Friday, October 2, 2015

Find Yourself

As soon as I earned the right to drive, I jumped into my red Volkswagen Beetle and took off full speed ahead. I sped down the rough gravel roads with a billowing cloud of dust in my trail, and I flew down the paved highways into town leaving a trail of yellow and white lines. The world seemed big and open; I felt like I could go absolutely anywhere. I could never replace the feeling that I had driving all alone for the first time.
Since turning sixteen and gaining a bit more experience with the responsibilities of driving, it has lost some of its glamour. The realities of stop lights, flat tires, police officers, and gas prices have made themselves present. It is very comparable to growing up. Upon entering high school as a freshmen, the school seems huge and full of curiosities; college seems very distant; the only important things are friends, algebra II, and getting to every football game.
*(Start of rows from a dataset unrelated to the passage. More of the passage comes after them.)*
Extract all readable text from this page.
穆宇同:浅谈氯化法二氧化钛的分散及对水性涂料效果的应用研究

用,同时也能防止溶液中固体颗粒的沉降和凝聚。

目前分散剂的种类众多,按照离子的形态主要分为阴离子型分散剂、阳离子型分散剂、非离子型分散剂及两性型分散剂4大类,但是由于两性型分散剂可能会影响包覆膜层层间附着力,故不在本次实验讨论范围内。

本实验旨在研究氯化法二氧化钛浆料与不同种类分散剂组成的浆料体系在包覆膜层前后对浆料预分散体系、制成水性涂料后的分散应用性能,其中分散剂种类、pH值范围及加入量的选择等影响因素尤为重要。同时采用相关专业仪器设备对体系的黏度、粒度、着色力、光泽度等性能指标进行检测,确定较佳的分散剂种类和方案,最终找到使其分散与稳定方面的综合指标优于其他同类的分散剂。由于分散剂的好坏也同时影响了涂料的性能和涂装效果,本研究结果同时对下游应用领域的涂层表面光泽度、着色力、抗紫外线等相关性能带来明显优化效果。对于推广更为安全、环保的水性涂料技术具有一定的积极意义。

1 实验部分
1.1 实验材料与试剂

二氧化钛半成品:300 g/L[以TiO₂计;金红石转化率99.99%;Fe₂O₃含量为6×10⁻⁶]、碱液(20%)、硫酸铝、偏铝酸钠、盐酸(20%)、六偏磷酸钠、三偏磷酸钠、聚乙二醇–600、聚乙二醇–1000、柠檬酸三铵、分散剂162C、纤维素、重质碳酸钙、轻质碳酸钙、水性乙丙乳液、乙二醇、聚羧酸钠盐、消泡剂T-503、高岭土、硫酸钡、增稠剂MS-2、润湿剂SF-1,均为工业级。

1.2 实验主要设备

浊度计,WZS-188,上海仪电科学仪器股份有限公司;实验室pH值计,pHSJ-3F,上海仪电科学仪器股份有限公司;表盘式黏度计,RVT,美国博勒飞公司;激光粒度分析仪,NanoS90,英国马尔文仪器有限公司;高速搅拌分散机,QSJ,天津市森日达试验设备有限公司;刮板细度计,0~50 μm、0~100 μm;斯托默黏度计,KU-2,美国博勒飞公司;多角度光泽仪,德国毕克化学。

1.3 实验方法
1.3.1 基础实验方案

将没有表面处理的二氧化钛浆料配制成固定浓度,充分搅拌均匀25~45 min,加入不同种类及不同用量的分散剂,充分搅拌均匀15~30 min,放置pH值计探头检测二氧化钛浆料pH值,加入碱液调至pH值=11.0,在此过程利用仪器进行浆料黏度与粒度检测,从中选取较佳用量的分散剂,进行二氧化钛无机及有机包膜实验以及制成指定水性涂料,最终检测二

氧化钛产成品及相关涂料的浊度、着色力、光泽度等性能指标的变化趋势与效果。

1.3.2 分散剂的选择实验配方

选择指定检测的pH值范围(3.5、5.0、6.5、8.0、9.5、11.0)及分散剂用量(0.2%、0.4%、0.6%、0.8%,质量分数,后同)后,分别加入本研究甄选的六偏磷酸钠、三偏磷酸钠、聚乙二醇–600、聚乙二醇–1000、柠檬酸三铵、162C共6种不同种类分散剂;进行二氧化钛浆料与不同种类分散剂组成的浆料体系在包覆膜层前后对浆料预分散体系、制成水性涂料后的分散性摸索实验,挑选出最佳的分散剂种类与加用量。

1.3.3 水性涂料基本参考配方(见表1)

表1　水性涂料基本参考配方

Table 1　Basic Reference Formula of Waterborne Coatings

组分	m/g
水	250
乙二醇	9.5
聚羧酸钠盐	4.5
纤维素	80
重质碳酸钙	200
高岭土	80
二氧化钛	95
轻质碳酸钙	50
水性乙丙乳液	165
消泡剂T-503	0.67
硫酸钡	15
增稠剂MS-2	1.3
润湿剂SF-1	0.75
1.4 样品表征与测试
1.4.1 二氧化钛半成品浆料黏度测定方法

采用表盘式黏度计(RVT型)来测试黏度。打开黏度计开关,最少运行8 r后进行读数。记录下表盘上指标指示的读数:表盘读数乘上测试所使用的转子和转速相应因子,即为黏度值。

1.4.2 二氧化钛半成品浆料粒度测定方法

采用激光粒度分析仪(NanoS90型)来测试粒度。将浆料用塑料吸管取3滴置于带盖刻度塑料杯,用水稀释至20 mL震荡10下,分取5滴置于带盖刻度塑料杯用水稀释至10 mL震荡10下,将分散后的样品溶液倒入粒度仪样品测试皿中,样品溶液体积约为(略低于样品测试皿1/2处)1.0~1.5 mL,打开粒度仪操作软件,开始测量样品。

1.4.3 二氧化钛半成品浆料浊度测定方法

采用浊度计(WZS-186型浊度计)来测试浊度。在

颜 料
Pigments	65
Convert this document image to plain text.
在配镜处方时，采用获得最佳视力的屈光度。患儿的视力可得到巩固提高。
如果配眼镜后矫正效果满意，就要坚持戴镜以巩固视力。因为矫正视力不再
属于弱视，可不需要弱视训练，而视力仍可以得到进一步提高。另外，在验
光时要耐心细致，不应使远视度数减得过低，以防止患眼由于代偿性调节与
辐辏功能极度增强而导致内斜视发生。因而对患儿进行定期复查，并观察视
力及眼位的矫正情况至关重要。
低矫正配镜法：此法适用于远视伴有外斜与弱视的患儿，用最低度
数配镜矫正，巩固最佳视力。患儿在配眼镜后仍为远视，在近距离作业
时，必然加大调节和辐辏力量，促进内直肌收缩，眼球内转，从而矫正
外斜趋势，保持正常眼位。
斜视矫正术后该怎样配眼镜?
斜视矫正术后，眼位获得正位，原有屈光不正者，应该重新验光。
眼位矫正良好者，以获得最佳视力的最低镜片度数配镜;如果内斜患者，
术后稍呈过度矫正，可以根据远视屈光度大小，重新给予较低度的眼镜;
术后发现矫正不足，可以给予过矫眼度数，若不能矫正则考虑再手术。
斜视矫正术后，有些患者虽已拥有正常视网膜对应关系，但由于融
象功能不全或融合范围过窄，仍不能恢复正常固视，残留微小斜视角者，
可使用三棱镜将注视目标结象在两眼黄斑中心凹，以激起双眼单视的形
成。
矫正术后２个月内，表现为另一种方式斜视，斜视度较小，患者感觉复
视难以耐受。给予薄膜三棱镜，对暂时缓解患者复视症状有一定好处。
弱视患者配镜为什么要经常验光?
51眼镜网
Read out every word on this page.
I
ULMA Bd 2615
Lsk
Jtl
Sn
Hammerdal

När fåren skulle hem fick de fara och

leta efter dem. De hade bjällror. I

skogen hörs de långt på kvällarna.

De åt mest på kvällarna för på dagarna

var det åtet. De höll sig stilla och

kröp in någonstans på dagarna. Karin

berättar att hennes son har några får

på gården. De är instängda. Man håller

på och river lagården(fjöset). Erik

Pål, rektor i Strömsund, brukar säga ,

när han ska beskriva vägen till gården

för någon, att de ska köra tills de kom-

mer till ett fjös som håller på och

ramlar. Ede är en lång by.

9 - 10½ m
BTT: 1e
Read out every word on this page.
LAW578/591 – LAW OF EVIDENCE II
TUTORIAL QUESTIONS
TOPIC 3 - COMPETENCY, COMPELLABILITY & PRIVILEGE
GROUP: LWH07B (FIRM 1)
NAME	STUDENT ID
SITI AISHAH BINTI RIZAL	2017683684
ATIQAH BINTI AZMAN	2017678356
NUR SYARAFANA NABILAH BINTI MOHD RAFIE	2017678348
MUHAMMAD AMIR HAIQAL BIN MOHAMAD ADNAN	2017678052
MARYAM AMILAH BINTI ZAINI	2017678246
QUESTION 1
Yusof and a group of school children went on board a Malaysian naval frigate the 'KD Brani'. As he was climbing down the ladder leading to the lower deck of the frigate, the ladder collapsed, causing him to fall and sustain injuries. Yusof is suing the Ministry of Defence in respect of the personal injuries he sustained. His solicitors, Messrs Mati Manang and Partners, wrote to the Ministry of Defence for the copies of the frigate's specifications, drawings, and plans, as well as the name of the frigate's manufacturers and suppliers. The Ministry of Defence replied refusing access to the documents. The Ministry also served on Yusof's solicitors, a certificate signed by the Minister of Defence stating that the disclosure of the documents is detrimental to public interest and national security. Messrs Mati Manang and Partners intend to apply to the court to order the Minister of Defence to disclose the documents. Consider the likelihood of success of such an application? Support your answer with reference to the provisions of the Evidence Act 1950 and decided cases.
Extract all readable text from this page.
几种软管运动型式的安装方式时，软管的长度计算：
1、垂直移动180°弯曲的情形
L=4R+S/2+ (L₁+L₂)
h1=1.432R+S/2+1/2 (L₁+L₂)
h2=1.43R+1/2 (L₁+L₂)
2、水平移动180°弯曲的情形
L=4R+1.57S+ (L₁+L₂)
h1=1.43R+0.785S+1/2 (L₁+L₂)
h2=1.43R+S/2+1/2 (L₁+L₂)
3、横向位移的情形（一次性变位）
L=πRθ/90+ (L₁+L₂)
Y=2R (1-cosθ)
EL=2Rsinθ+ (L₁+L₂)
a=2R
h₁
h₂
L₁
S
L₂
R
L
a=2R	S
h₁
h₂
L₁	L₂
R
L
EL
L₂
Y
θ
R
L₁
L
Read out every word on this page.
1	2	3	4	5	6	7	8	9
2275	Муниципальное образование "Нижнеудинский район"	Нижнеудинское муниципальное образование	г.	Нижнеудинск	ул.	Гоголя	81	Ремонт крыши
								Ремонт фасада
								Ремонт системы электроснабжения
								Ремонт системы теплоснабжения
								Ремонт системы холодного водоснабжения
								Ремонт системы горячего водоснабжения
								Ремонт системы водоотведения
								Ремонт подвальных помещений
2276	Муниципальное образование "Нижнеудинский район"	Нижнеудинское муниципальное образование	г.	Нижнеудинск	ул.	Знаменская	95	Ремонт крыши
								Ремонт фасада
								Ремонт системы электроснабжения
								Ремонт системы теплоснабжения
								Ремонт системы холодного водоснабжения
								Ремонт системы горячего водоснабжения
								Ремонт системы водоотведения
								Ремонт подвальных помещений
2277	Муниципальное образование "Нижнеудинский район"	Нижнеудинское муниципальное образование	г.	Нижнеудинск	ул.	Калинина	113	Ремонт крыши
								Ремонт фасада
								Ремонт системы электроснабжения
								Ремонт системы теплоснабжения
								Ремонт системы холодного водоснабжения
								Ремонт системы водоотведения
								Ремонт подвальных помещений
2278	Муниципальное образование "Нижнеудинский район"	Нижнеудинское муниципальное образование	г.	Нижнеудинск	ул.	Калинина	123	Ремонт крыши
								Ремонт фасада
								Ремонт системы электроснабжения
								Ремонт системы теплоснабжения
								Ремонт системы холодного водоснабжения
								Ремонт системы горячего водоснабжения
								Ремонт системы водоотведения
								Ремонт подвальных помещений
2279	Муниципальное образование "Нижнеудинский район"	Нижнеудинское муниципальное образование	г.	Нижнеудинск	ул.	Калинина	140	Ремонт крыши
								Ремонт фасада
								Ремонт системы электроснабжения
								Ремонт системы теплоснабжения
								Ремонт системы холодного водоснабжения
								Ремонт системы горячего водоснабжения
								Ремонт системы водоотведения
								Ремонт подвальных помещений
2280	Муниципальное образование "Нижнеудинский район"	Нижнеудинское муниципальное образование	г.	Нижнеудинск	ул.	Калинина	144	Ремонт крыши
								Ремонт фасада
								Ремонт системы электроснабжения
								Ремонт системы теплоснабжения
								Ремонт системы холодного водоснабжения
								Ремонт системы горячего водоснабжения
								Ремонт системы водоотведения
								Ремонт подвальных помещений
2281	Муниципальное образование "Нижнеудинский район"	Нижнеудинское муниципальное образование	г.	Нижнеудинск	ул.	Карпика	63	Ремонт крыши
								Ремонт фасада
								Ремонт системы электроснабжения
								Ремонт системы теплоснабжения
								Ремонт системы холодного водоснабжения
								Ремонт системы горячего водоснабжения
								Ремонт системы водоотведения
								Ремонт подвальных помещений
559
However, as you grow older, and senior year arrives the school begins to feel small and claustrophobic; college looms over your head; important decisions about the future move to the top of your priority list. In my case, the decision to run for state office became my number one concern. Life goes from flippant and undefined to serious and structured. Sometimes a bright red stop sign halts your journey. Sometimes a police officer appears out of thin air and impedes your progress. Sometimes a flat tire causes you to stop on the side of the road. Sometimes the financial burden of driving causes you to be more selective about where you drive your car.
My life has been full of surprises, blessings, and frustrations, and through it all there has always been one place I could go to clear my head—my car. The place where I feel perfectly content is driving down the road, windows and sun roof open, radio blaring, and miles of blue sky and corn fields stretched out in front of me. This tiny haven away from all the turmoil of life relieves my stress because of its openness and rapidity.
When I feel like all the doors are closed, and my window of opportunity is shrinking; the rolled down windows in my car reveal the endless big blue sky above me—new chances revealed every day. When I feel like I’m not moving forward fast enough the wind blowing through my window makes me feel like I’m flying toward the future. Where do you feel most home? Where do you go to clear your head—to relax and refuel? In our lives today the value of individual reflection is often lost, even though it is infinitely valuable. When the unexpected happens, when things become unbearable, when you have only yourself for support, find a place to call your own, go there, and find yourself.